"The Singing Man Who Must be Reckoned With": Private Desire and Public Responsibility in the Poetry of Countee Cullen

African American Review, Winter, 2000

Ultimately, Cullen begins to associate the loss of private desire with the loss of poetry itself. The tensions and creative interactions among sexual desire, creative production or "singing," and the temptations of social acceptance form the central conflict of much of "The Black Christ." Its inability to resolve these conflicts marks the dying fall of Cullen's poetic project. "The Black Christ" makes explicit what remains lurking just beneath the surface of "Heritage": that the realization of illicit forms of desire results in death, a death Cullen is finally unwilling to undergo.

Whereas the drama of desire and self-renunciation in "Heritage" is figured as a split within the one body of the narrator, in "The Black Christ" these are divided into various characters: the mother who becomes the feminine figure of Christian patience and forbearance; the white mobs who embody the threats that remain mostly felt but not seen in "Heritage"; the rebellious brother Jim who represents both sexual desire and to some degree the inspiring spirit of lyric poetry; and, of course, the narrator, who in the end represents nothing so much as the poetics of self-renunciation. The poem, in fact, opens with an act of self-renunciation similar to that which concludes "Heritage," as the narrator pleads to God for forgiveness, partially because he believed God would not act on his behalf. The burden of his guilt is something that the poet will carry with him to eternity, and his only response can be to sing "For all men's healing." His poetry must serve a public social purpose nobler than the failures of his individual soul which is "of flaws / Composed" (207).
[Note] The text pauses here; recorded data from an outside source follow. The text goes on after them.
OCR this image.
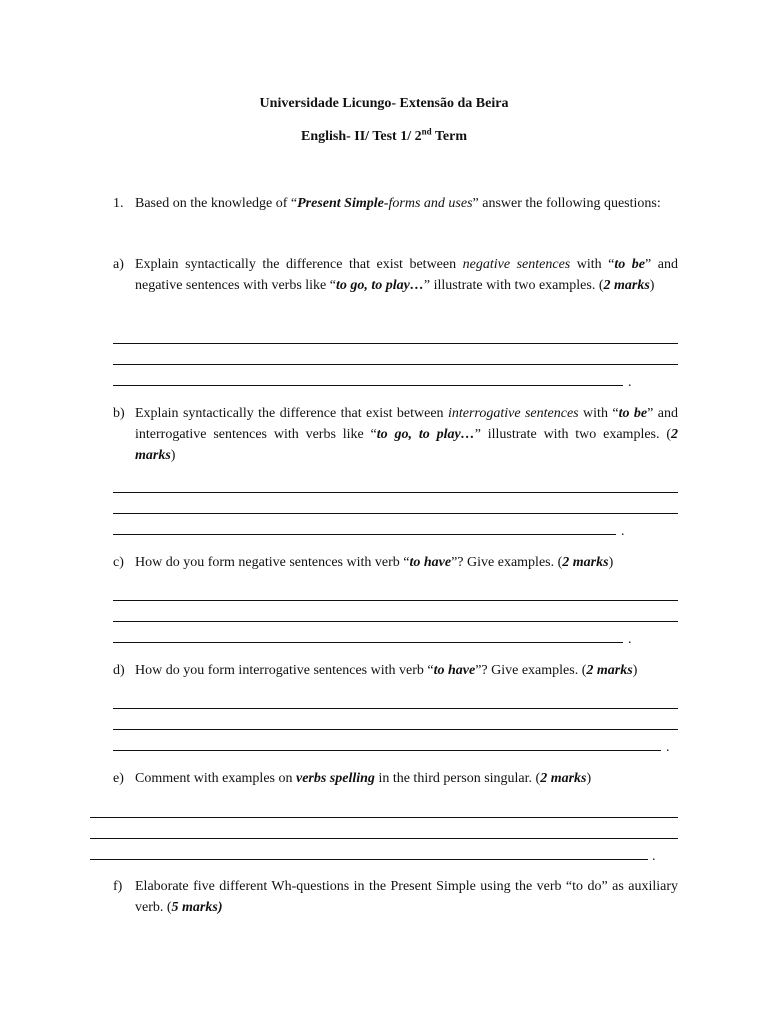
Universidade Licungo- Extensão da Beira
English- II/ Test 1/ 2nd Term
1. Based on the knowledge of “Present Simple-forms and uses” answer the following questions:
a) Explain syntactically the difference that exist between negative sentences with “to be” and negative sentences with verbs like “to go, to play…” illustrate with two examples. (2 marks)
.
b) Explain syntactically the difference that exist between interrogative sentences with “to be” and interrogative sentences with verbs like “to go, to play…” illustrate with two examples. (2 marks)
.
c) How do you form negative sentences with verb “to have”? Give examples. (2 marks)
.
d) How do you form interrogative sentences with verb “to have”? Give examples. (2 marks)
.
e) Comment with examples on verbs spelling in the third person singular. (2 marks)
.
f) Elaborate five different Wh-questions in the Present Simple using the verb “to do” as auxiliary verb. (5 marks)
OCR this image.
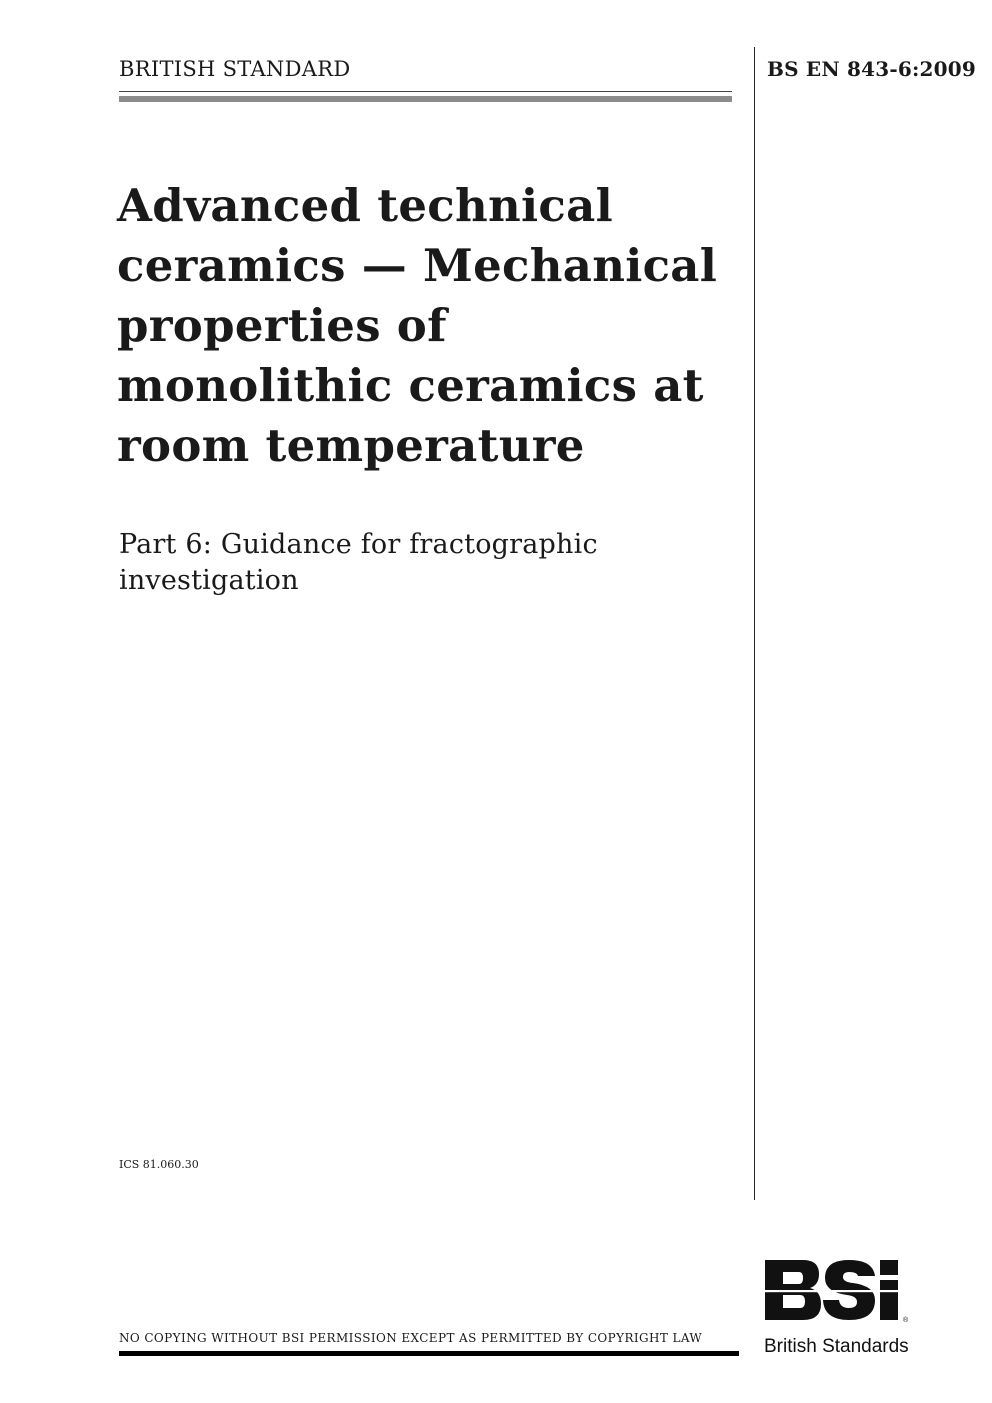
BRITISH STANDARD	BS EN 843-6:2009
Advanced technical ceramics — Mechanical properties of monolithic ceramics at room temperature
Part 6: Guidance for fractographic investigation
ICS 81.060.30
NO COPYING WITHOUT BSI PERMISSION EXCEPT AS PERMITTED BY COPYRIGHT LAW
®
British Standards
Thus we already know before things get started what the appropriate mode of masculine behavior is to be: that of repentance and self-renunciation. Whereas the combination of desires in "Heritage" at least makes the narrator "writhe" with both ecstasy and indecision, creating a dramatic tension that needs to be resolved, in "The Black Christ" the plea for forgiveness and the enunciation of social purpose dissolve all dramatic tension from the outset. Ironically, the poet goes on to ask a few lines later why no powerful manifestations of masculine presence can be found in the present:

We cry for angels; yet wherefore,

Who raise no Jacobs any more?....

No men with eyes quick to perceive

The Shining Thing, clutch at its sleeve,

Against the strength of heaven try

The valiant force of men who die;

With heaving heart where courage sings

Strive with a mist of Light and Wings,

And wrestle all night long, though pressed

Be rib to rib and back to breast,

Till in the end the lofty guest

Pant, "Conquering human, be thou blest." (208)

Despite the sublimated suggestion of homoerotic desire in bodies that "wrestle all night long, though pressed / Be rib to rib and back to breast," the poem's opening lines clearly indicate that all the wrestling that needs to be done has been in the past. Rather than wrestling blessings from angels, the narrator needs somehow to wrestle a pardon from God that he will not receive until the last day.